In leadership development, the theory goes that, for example, if you are a visionary you need to choose a nuts and bolt type of staff person, to balance the approach to managing. But what if the staff is small, or you don’t have that type on board. Then the question becomes, where do I go for that perspective to the job?
The research is telling us that just as our type forms behavior, what we choose to read can influence our actions and behavior as leaders/managers. For example, if staff sees you as always basing decisions on logic and facts, lacking patience, with a focus on detail, you might choose a book about managing people or leadership development, even though that subject might not interest you very much. Again, these skills are important to success, but might serve better if balanced by some stronger people skills.
For the visionary noted above, the staff may be frustrated by the lack of attention to details, the constant pursuit of new challenges. While all of these traits are critical to a leader’s/manager’s success with strategic planning, the choices he/she makes to balance these skills are critical. What this person chooses to read and study must help to focus on setting goals, holding staff accountable, and consistently appraising and rewarding good performance.

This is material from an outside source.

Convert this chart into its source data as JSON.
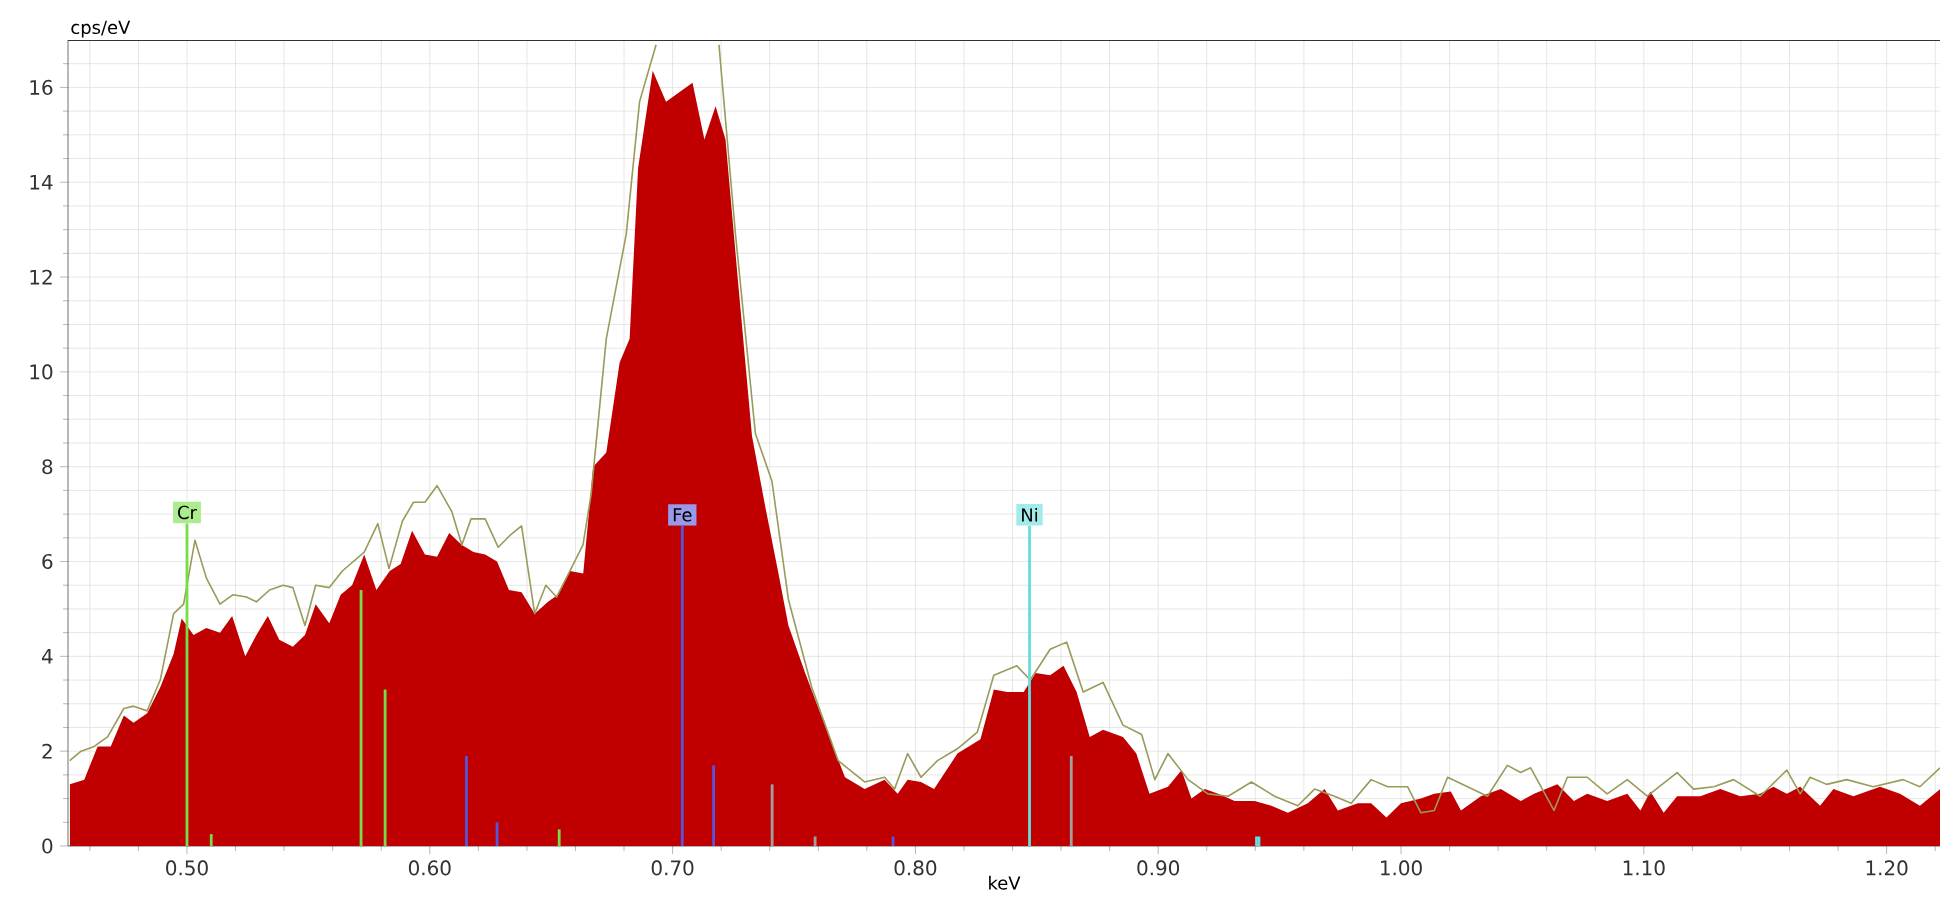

The message here is, if we know the minus side to our leadership, and reading is one way we learn, choose the books, articles, that shed light on what we need to do better as a leader/manager. After all, we are what we read, if we choose the right material to strengthen our skills.
By the way, if you like this subject, read about the visionary Steve Jobs selecting the nuts and bolts Tim Cook to succeed him. The book is ‘Haunted Empire: Apple After Steve Jobs’ by Yukari Iwatani Kane.